Don M. sent me a link to the Discount Blogger and I came across this post on gay marriage, which includes the following statement:
I wish conservatives would just understand that this is something they’re going to be remembered for 50…100 years down the road. When gay people are allowed to marry and when we’re raising healthy, productive families and are full members of society, we’ll look back to the early part of this century and wonder how anyone could have done what conservatives tried to do.
I agree completely, and was just saying this to Lynn last night. I don’t think it will take that long, either. It has been 35 years since the Loving v Virginia decision struck down state laws against interracial marriages, decisions that prompted word-for-word the same legal arguments being used against gay marriages today. And I would bet that even by 1980, very few Americans would have found those arguments compelling. I don’t think anyone is going to look back on it and specifically blame Orrin Hatch or President Bush for their opposition, at least no one outside the professional pundits or historians. But I do think that within 25 years at the most, the prevailing opinion in the US will be to wonder what all the fuss was about.
Public opinion evolves on such issues, and as a general rule it evolves for the better. Over the course of the last century or so, we have gradually, bit by bit, extended the promises and principles of the Declaration of Independence and made them a reality for previously disenfranchised groups. In all cases, the prevailing public opinion, outside of the pockets of serious bigotry, moved gradually from passionate opposition to grudging acceptance to, in hindsight, the feeling that what was fought for was so obviously correct, why was it so fiercely opposed in the first place?
The battle over giving women the right to vote or attend college or work outside the home was hard fought and took decades. Who today other than the most backward-thinking and reactionary would oppose the change? The civil rights battles of the 50s and 60s were violently opposed (quite literally), but who today outside of the pockets of real racism thinks that Truman was wrong to integrate the military, or that the Voting Rights Act was misguided? Today’s battles over gay rights are leading in the same direction, of that I am certain.
25 years from now, only the most hidebound will not look back on the battles and wonder why it was such a big deal. As in past battles, the legal changes will presage changes in culture and public opinion where the previously heretical becomes the obvious and the normal. Most people will casually say, “Of course gay men and women can serve honorably in the military. Of course they can have stable marriages and families and raise children that are just like the rest of us. That is just self-evident to me now.”

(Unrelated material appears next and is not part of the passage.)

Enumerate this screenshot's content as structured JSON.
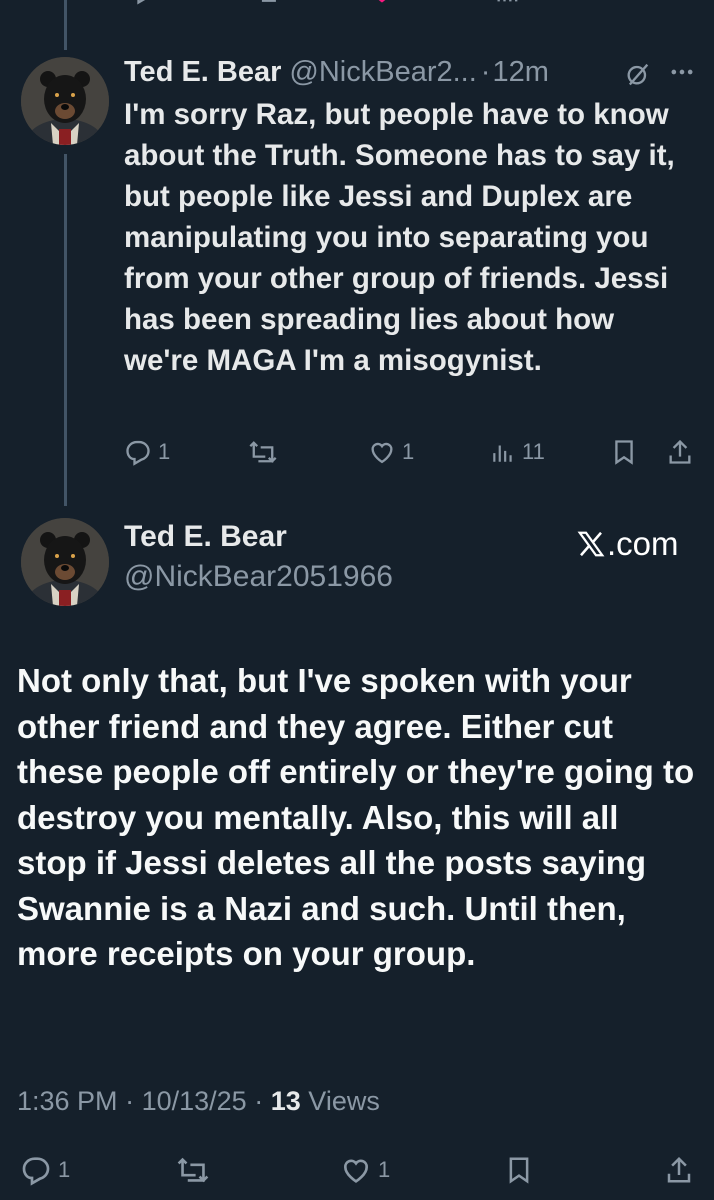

The dramatic and hysterical rhetoric of those opposed to gay marriage (Rick Santorum said on the floor of the senate yesterday that the very survival of America is at stake!) shows only that they do not learn from history. The reaction to the extension of equal rights to women and blacks was met with the very same response, and the passage of time and the evolution of public opinion has thoroughly discredited those views. Your views will likewise end up on the dungheap of history, it will happen sooner than you think, and this will all be a very good thing. It’s not the end of America, it is the fulfillment of the promises and the principles that once gave rise, and continue to give life, to our grand experiment in freedom.